I’ve been working on a project to build a Laser Range Finder using a Raspberry Pi, an Arduino and OpenCV using a webcam. I hope that eventually this project may be used on a mobile robot using the algorithms taught on Udacity CS373 specially SLAM (Synchronous Location and Mapping).
The First Prototype
This first protoype is more a proof of concept than a usable device. Anyway, it’s working pretty well except for it being quite slow.
- Raspberry Pi Model B running:
- Archlinux ARM with a modified kernel to support the Arduino and the Webcam
- OpenCV 2.4.1
- Python 2.7
- The LRF software
- Arduino UNO connected via USB to the Raspberry Pi. Runs a controller that receives a message to turn on and off the laser. I hope it will also control some servos later.
- A Logitech c270 webcam, disassembled, so it can be installed on the casing
- Sparkfun TTL Controlled Laser Module
- A targus mini USB hub
- My Powered USB cable to provide the extra current that the Raspberry Pi can’t provide to the USB devices
- A couple of USB power sources, one for the RPi and the other for the USB devices
- A lousy acrylic casing, the first thing I’ve done with acrylic
Also check the video for an overview on it’s parts and how it works.
This prototype is very slow (one measurement takes about 10 seconds) but I’m optimistic that it may become more functional on a couple of iterations, specially with the upcoming Raspberry Pi Foundation CSI camera. The device is pretty accurate and precise on short distances but, as expected, both decrease at large distances. I would estimate that from a distance up to 35cms it’s very accurate, from 35 to about 60cms has pretty good and up to 2m it may be good enough for a small robot.Later I’ll post more details on the measured precision and accuracy and some tricks to enhance them.
As you can see on the video, it has a simple web interface to trigger the measurement process. It can also be done command line by SSHing to the Raspberry Pi.
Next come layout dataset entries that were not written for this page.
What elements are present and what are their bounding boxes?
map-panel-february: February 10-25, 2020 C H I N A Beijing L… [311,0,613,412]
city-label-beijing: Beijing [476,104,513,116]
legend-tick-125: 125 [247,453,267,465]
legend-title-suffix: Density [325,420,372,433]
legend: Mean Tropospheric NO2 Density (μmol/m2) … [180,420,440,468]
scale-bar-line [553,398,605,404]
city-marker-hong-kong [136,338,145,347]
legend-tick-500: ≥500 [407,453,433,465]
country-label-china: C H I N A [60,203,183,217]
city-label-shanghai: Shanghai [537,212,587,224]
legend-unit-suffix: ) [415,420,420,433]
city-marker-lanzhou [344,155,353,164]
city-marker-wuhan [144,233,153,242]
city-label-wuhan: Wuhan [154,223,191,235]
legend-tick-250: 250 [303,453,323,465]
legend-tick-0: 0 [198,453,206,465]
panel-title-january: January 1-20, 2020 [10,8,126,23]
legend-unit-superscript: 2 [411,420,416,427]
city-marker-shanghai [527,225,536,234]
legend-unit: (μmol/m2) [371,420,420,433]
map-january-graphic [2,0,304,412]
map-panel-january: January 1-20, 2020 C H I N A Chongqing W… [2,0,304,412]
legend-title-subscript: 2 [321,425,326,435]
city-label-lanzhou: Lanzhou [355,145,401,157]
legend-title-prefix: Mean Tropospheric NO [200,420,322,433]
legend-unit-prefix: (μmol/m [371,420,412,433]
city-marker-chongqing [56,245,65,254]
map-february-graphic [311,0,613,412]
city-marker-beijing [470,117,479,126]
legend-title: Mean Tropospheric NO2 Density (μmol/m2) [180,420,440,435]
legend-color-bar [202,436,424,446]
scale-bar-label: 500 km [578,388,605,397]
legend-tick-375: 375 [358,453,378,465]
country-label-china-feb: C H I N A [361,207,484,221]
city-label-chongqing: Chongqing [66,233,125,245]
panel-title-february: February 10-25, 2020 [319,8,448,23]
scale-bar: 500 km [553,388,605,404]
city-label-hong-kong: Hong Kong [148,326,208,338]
I’ll also post how OpenCV detects the laser in the image, and the next steps I’ll take to improve. For now you can get most of the working code from Github. The details of the mathematical model appears below.
All comments are welcome here (comments section at the bottom) or via Twitter.
This diagram shows the basic idea for the project. The laser is shot to a target at a known angle and the image is captured on the webcam. The angle at which the laser appears on the image corresponds to the incidence angle of the laser at the target, and thus, to the distance to the target.
If the target is a little farther, so that the laser crosses the focus line of the camera, the model is a bit different:
Here we are considering that both the camera-to-laser angle (β) and the distance from the camera to the laser (L) are fixed. We also know the focal distance (f) and the horizontal resolution (CAMERA_WIDTH) that are parameters of the camera. With OpenCV we can process the image and calculate the horizontal distance (vc) from the camera’s Y axis to the point where the laser appears on the image. Given those values we can use simple trigonometry to calculate the angle at which the laser appears on the image (δ) and the distance from the camera to the target (Dc). Note that we are looking Dc and not D which is the perpendicular distance from the camera to the target. By the way, for the purposes of this model the webcam is considered a pinhole camera. Later on we will correct the physical camera to adjust the model.
vx = CAMERA_WIDTH – vc
δ = atan( f / vx )
λ = π – β – δ
Dc = L * sin( β / λ )
I’ll post later details on the implementation.